Arno Dahmer: Die Idee ist vor allem aus Leseerfahrungen entstanden, denn ich schätze Texte dieser Art besonders. In meiner Schulzeit diktierte uns ein Lehrer mal ein Stück aus Thomas Manns kurzer Erzählung „Enttäuschung“ – was eigentlich wohl geschah, um die Zeichensetzung in langen Sätzen zu üben, für mich aber eine Art literarisches Erweckungserlebnis war: Mir wurde bewusst, wie herrlich eine Prosa sein kann, die dicht und melodisch ist. Später habe ich dann mit Begeisterung Gottfried Benns „Gehirne“ gelesen, die (wenigen) Prosagedichte Stefan Georges und viele von den Prosastücken Robert Walsers – um nur einige Werke bzw. Autoren herauszugreifen, die zu dem Entschluss beigetragen haben mögen, „Das Prosastück“ zu gründen. Einer meiner Lieblingsschriftsteller – das muss ich in diesem Zusammenhang noch loswerden – ist Peter Kurzeck (1943-2013), der Romane schrieb, aber in einer ausgesprochen musikalischen, leicht experimentellen Sprache.
Ein anderes Motiv dafür, eine derartige Zeitschrift ins Leben zu rufen, war, dass ich lyrische Prosa – speziell kurze Texte dieser Art – für eine zu wenig beachtete und in gewisser Weise verkannte literarische Gattung halte. Die reine Lyrik hat immerhin ihre gut ausgebaute Nische: Es gibt Lyrikwettbewerbe, -festivals, -zeitschriften, sogar Lyrikverlage. All dies existiert für die lyrische Prosa nicht oder nur in geringerem Maße. Auf der anderen Seite passt sie aber auch nicht so recht zu einem weitverbreiteten Verständnis von Prosa, dem zufolge ein Prosatext eine Handlung und einen Länge von mehreren Seiten haben muss bzw. ansonsten etwas Unfertiges und/oder Läppisches ist – so als wäre Kurzprosa etwas, das immer nur als Fingerübung oder als Nebenprodukt auf dem Weg zum Roman oder zur längeren Erzählung entsteht. – Mit dem „Prosastück“ hoffe ich, eine Plattform schaffen zu können, auf der lyrische Prosa nicht am Rand, sondern im Zentrum steht, einen Rahmen, in dem sich im Idealfall der Reiz solcher Texte auch Lesern erschließt, die bisher wenig oder keine Berührung damit hatten. Abschließend möchte ich zum Konzept der Zeitschrift noch anmerken, dass zwar der Schwerpunkt auf lyrischer Prosa liegen wird, klassisch erzählte Kurztexte deshalb aber nicht prinzipiell ausgeschlossen werden sollen – siehe die Geschichte von Ralf Schwob in Ausgabe 2.

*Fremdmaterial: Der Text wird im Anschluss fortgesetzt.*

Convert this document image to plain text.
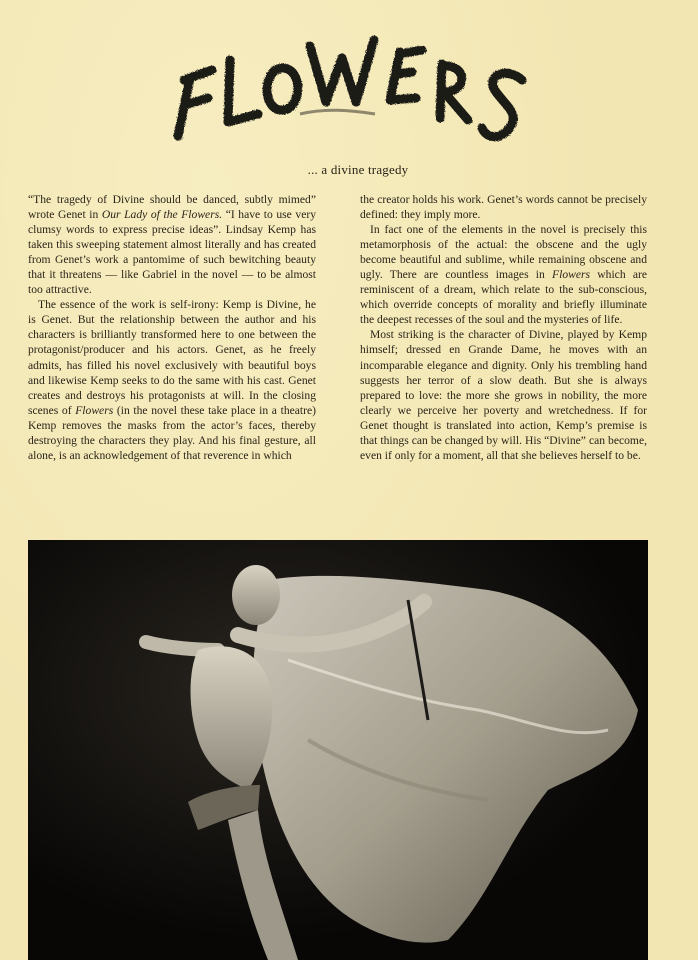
... a divine tragedy

“The tragedy of Divine should be danced, subtly mimed” wrote Genet in Our Lady of the Flowers. “I have to use very clumsy words to express precise ideas”. Lindsay Kemp has taken this sweeping statement almost literally and has created from Genet’s work a pantomime of such bewitching beauty that it threatens — like Gabriel in the novel — to be almost too attractive.

The essence of the work is self-irony: Kemp is Divine, he is Genet. But the relationship between the author and his characters is brilliantly transformed here to one between the protagonist/producer and his actors. Genet, as he freely admits, has filled his novel exclusively with beautiful boys and likewise Kemp seeks to do the same with his cast. Genet creates and destroys his protagonists at will. In the closing scenes of Flowers (in the novel these take place in a theatre) Kemp removes the masks from the actor’s faces, thereby destroying the characters they play. And his final gesture, all alone, is an acknowledgement of that reverence in which

the creator holds his work. Genet’s words cannot be precisely defined: they imply more.

In fact one of the elements in the novel is precisely this metamorphosis of the actual: the obscene and the ugly become beautiful and sublime, while remaining obscene and ugly. There are countless images in Flowers which are reminiscent of a dream, which relate to the sub-conscious, which override concepts of morality and briefly illuminate the deepest recesses of the soul and the mysteries of life.

Most striking is the character of Divine, played by Kemp himself; dressed en Grande Dame, he moves with an incomparable elegance and dignity. Only his trembling hand suggests her terror of a slow death. But she is always prepared to love: the more she grows in nobility, the more clearly we perceive her poverty and wretchedness. If for Genet thought is translated into action, Kemp’s premise is that things can be changed by will. His “Divine” can become, even if only for a moment, all that she believes herself to be.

MW: Wie bist du vorgegangen, nachdem die Idee und der Plan da waren? Hast du dich erst um den technischen Aspekt des Aufbaus einer Internetseite gekümmert oder um die Textsuche, oder ging das parallel?
AD: Das lief parallel. Bzw. hatte ich mit dem technischen Aspekt wenig zu tun, weil eine Webdesignerin sich darum gekümmert hat. Aber natürlich hatte ich eine bestimmte Vorstellung im Hinblick auf die grafische Gestaltung, die auch weitgehend umgesetzt werden konnte.
MW: Stand für dich von Anfang an fest, dass du das Projekt allein durchziehst?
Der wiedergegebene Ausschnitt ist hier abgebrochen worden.